El sueño de crear Inteligencia Artificial no es nuevo. Muchos recordarán los cuentos de Asimov como el ejemplo más claro y conocido de estas elucubraciones fantásticas. Sin embargo, es posible que la creación de seres artificiales inteligentes vaya más allá, más lejos en el tiempo. Si llevamos las cosas al extremo (y añadimos un poco de imaginación y herejía), el ser humano fue el primer experimento de inteligencia artificial, llevado a cabo por el primer visionario: Dios.
Muchos dirán que el proyecto falló, que el prototipo resultó más bien tonto, irascible, autodestructivo, sin las cualidades de su creador. Por desgracia (o no, según se vea), aquel ejemplar estaba dotado de la capacidad de reproducirse. Dios sintió lástima por él, y lo dejó existir. Como consecuencia de ese acto piadoso, ahora hay un punto en el universo -la Tierra- poblado por miles de millones de productos defectuosos.
La ciencia, esa palabra que usamos para designar el método que nos acerca al conocimiento, ha intentado replicar el experimento de Dios. Ahora poseemos aparatos capaces de hacer operaciones matemáticas, de permitirnos viajar a grandes velocidades, de realizar tareas diversas sin fatiga y, frecuentemente, sin la intervención humana. El concepto de inteligencia, sin embargo, es huidizo. Muchos argumentan que se trata de la capacidad de resolver problemas, mientras que otros dicen que es la habilidad de conceptualizar lo concreto, volviéndolo abstracto, generalizable. Los más heterodoxos introducen la variable emocional en el concepto y aquellos con una vena mística se dejan llevar por la noción de lo eterno, lo inasible o lo trascendental.
No obstante, ni los más inteligentes de entre nosotros saben a ciencia cierta qué es la inteligencia, y ello plantea una ruta circular que nos lleva al absurdo: ¿Cómo es posible que un sistema inteligente no reconozca sus propios atributos?
Pero los más prácticos dejan de lado estas consideraciones filosóficas y, para no perder el tiempo, basan su trabajo en paradigmas operativos: Si la máquina se comporta de la misma manera que otro sistema considerado inteligente, entonces es inteligente.
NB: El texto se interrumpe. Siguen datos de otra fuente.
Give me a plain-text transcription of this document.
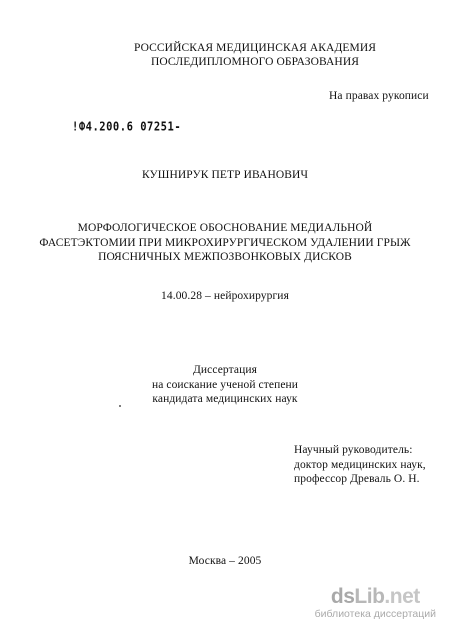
РОССИЙСКАЯ МЕДИЦИНСКАЯ АКАДЕМИЯ
ПОСЛЕДИПЛОМНОГО ОБРАЗОВАНИЯ
На правах рукописи
!Ф4.200.6 07251-
КУШНИРУК ПЕТР ИВАНОВИЧ
МОРФОЛОГИЧЕСКОЕ ОБОСНОВАНИЕ МЕДИАЛЬНОЙ
ФАСЕТЭКТОМИИ ПРИ МИКРОХИРУРГИЧЕСКОМ УДАЛЕНИИ ГРЫЖ
ПОЯСНИЧНЫХ МЕЖПОЗВОНКОВЫХ ДИСКОВ
14.00.28 – нейрохирургия
Диссертация
на соискание ученой степени
кандидата медицинских наук
Научный руководитель:
доктор медицинских наук,
профессор Древаль О. Н.
Москва – 2005
dsLib.net
библиотека диссертаций
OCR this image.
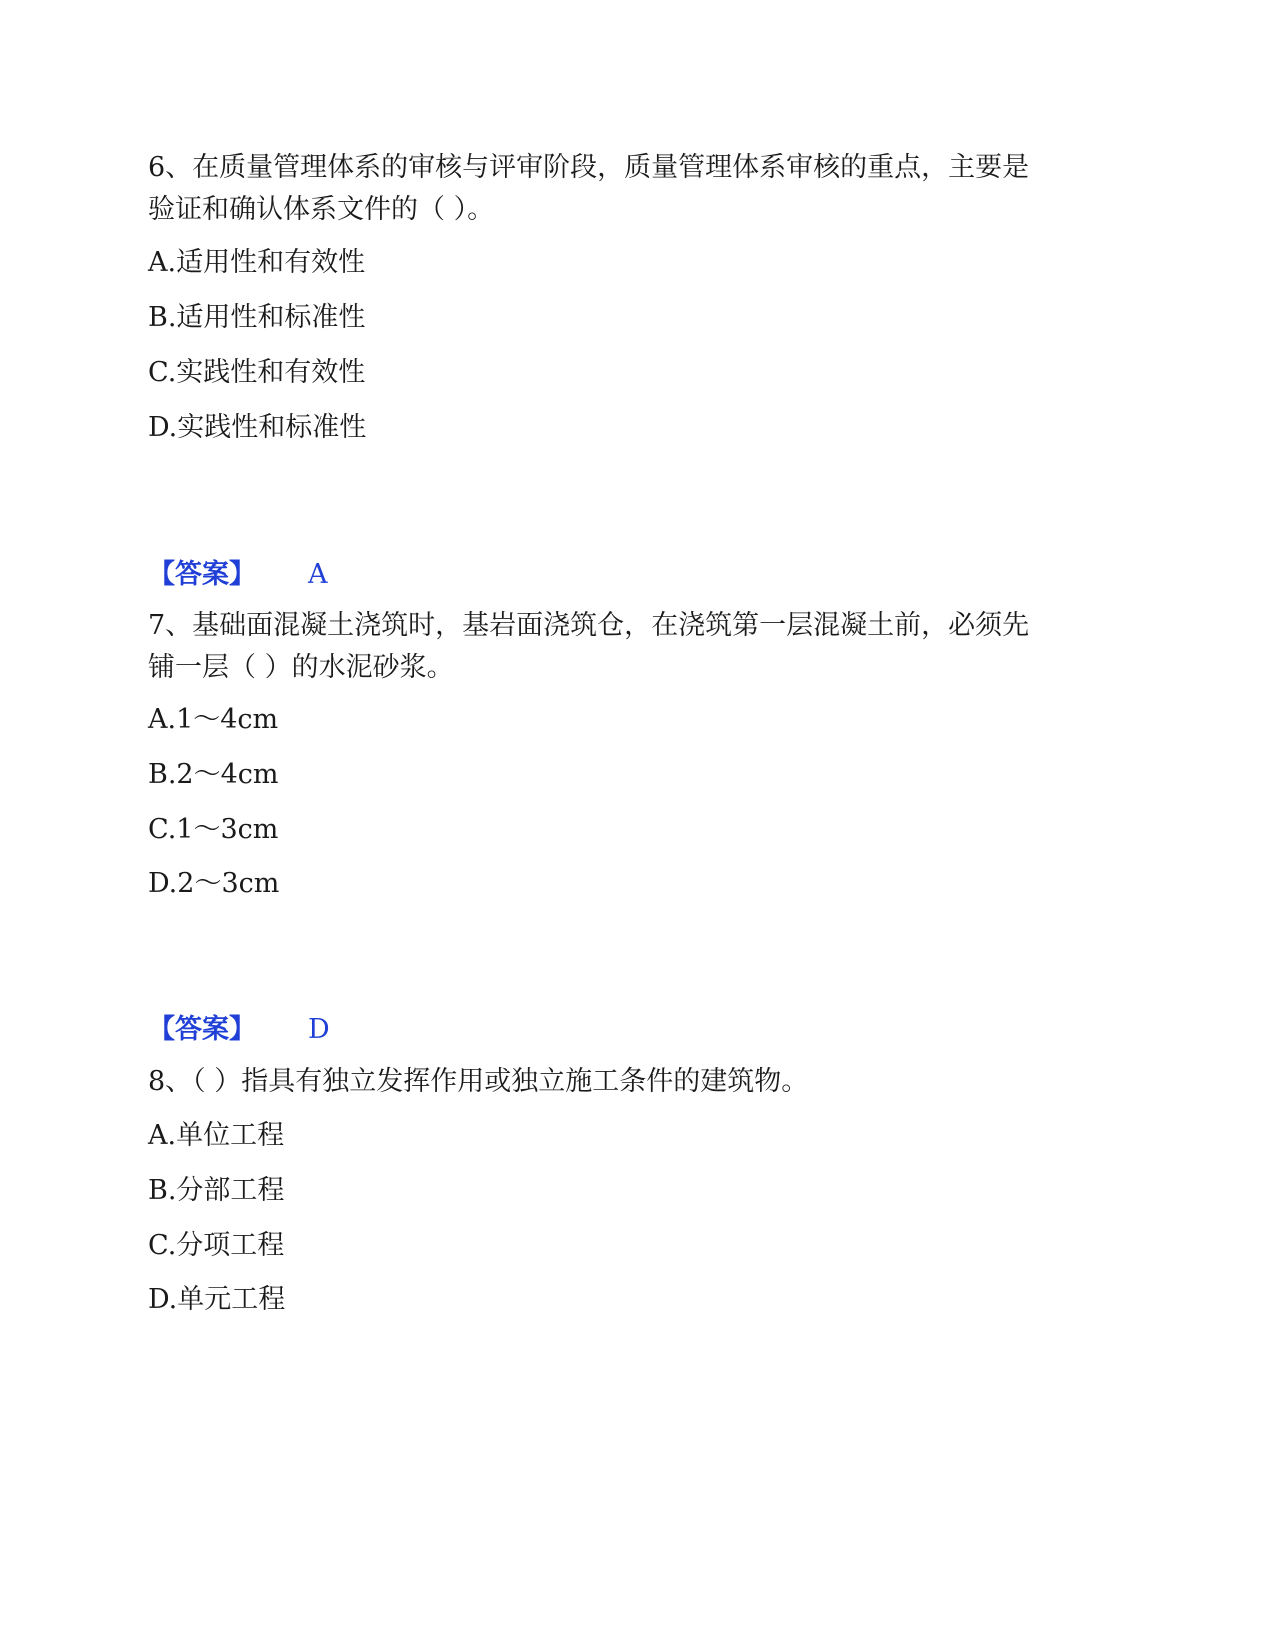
6、在质量管理体系的审核与评审阶段，质量管理体系审核的重点，主要是
验证和确认体系文件的（ ）。
A.适用性和有效性
B.适用性和标准性
C.实践性和有效性
D.实践性和标准性
【答案】 A
7、基础面混凝土浇筑时，基岩面浇筑仓，在浇筑第一层混凝土前，必须先
铺一层（ ）的水泥砂浆。
A.1～4cm
B.2～4cm
C.1～3cm
D.2～3cm
【答案】 D
8、（ ）指具有独立发挥作用或独立施工条件的建筑物。
A.单位工程
B.分部工程
C.分项工程
D.单元工程
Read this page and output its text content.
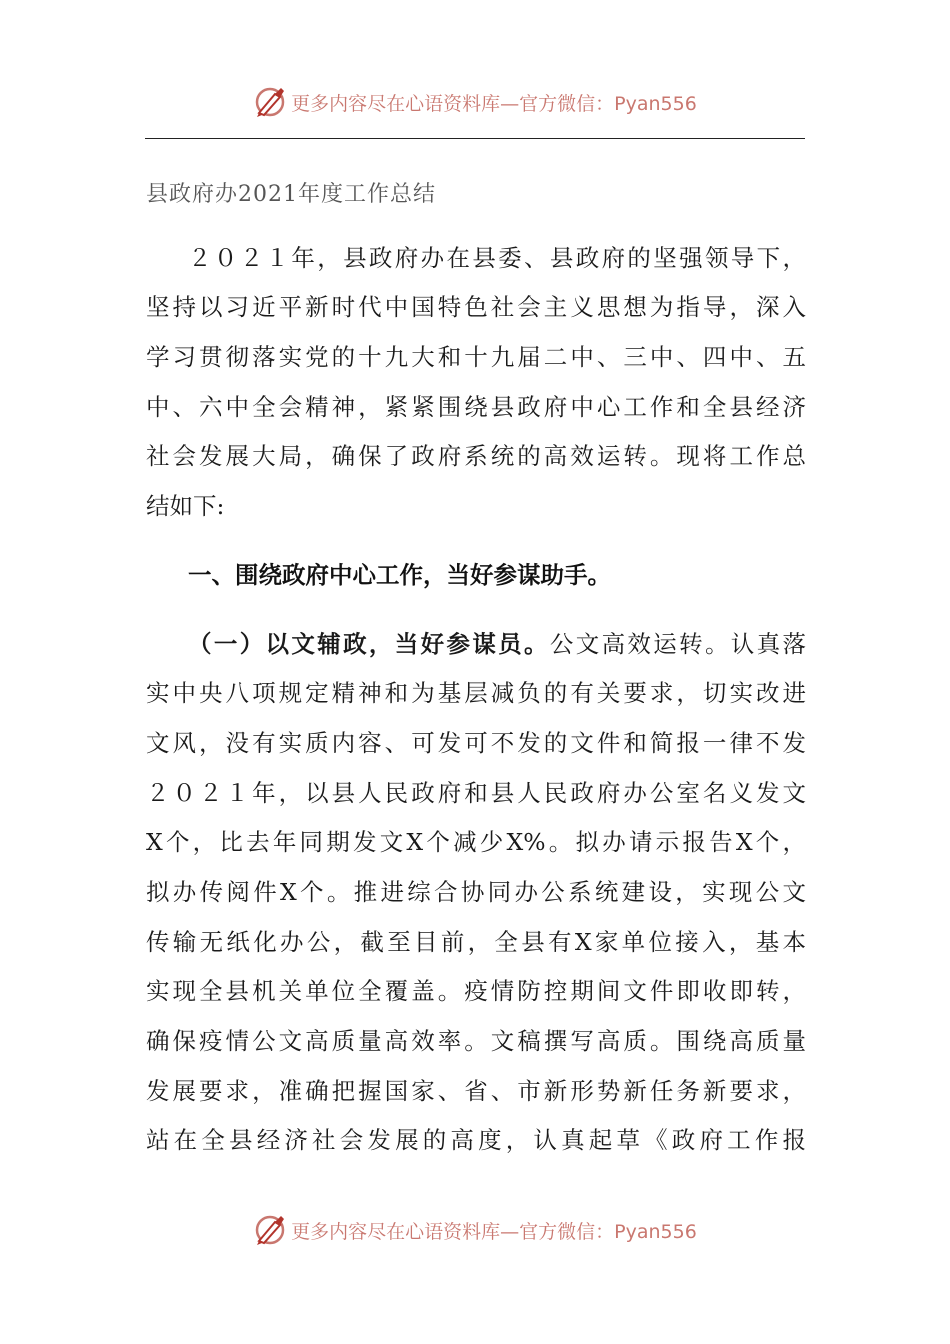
更多内容尽在心语资料库—官方微信：Pyan556
县政府办2021年度工作总结
２０２１年，县政府办在县委、县政府的坚强领导下，
坚持以习近平新时代中国特色社会主义思想为指导，深入
学习贯彻落实党的十九大和十九届二中、三中、四中、五
中、六中全会精神，紧紧围绕县政府中心工作和全县经济
社会发展大局，确保了政府系统的高效运转。现将工作总
结如下:
一、围绕政府中心工作，当好参谋助手。
（一）以文辅政，当好参谋员。公文高效运转。认真落
实中央八项规定精神和为基层减负的有关要求，切实改进
文风，没有实质内容、可发可不发的文件和简报一律不发
２０２１年，以县人民政府和县人民政府办公室名义发文
X个，比去年同期发文X个减少X%。拟办请示报告X个，
拟办传阅件X个。推进综合协同办公系统建设，实现公文
传输无纸化办公，截至目前，全县有X家单位接入，基本
实现全县机关单位全覆盖。疫情防控期间文件即收即转，
确保疫情公文高质量高效率。文稿撰写高质。围绕高质量
发展要求，准确把握国家、省、市新形势新任务新要求，
站在全县经济社会发展的高度，认真起草《政府工作报
更多内容尽在心语资料库—官方微信：Pyan556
El liderazgo en esta aproximación (y el ejemplo más extremo, también) es el del centro de investigación de IBM, en Almaden, California y su División de “Computación Cognitiva”, lidereada por Dharmendra Modha, un científico de catadura nada convencional y que tiene la inusual habilidad de transmitir sus conocimientos en un nivel que la mayoría es capaz de comprender. Escribe un blog que tiene ya un año de existencia ( ver aquí) y el lema del mismo es: “to engineer the mind by reverse engineering the brain”. La traducción de esta frase es algo escurridiza, ya que en español el verbo “ingenierar” no significa nada (que yo sepa), pero el mismo Modha lo explica en una entrevista realizada por la revista PC Magazine (Julio, 2007): “Estamos tratando de tomar todo el conocimiento neurocientífico y de integrarlo en una plataforma computacional unificada. La idea es recrear la ‘wetware’, usando hardware y software” (la traducción es mía). Y lo dice en serio. Al momento en que se escribe esto, han logrado simular parcialmente el funcionamiento de la corteza de un ratón. Claro, Mickey Mouselleva aún la ventaja, pues la máquina que utiliza Modha aún tarda 6 veces más en reproducir el pensamiento del roedor, que tiene sólo 16 millones de neuronas por hemisferio (el cerebro humano tiene 100 mil millones) y 8 mil sinapsis por neurona. Y no están usando una simple PC: El equipo de Modha tiene acceso a lo más sofisticado del mundo: La computadora Blue Gene/L, que posee la estratosférica cantidad de 8,192 procesadores, 4 millones de megas de memoria y 1 gigabit de ancho de banda en cada procesador. Blue Gene/L puede realizar 280.6 Teraflops por segundo (280,600,000,000,000 cálculos por segundo, según la terminología norteamericana). Pero eso no es todo: A fines de este año, IBM planea dar un paso adelante y pondrá en funcionamiento a Blue Gene/P, que triplicará la capacidad de la versión /L. Será la primera computadora capaz de sobrepasar el cuadrillón de operaciones por segundo (1,000,000,000,000,000). Para que nos demos una idea de lo que esto significa: Será tan poderosa como una pila de laptops de dos kilómetros y medio de altura.
Los planes futuros del equipo lidereado por Modha son pasar del cerebro de ratón al de rata, y de ahí al de gato. Por supuesto, no se detendrán ahí: En un futuro lejano emprenderán la tarea de replicar el cerebro humano y, ¿quién sabe?… tal vez el de Dios mismo.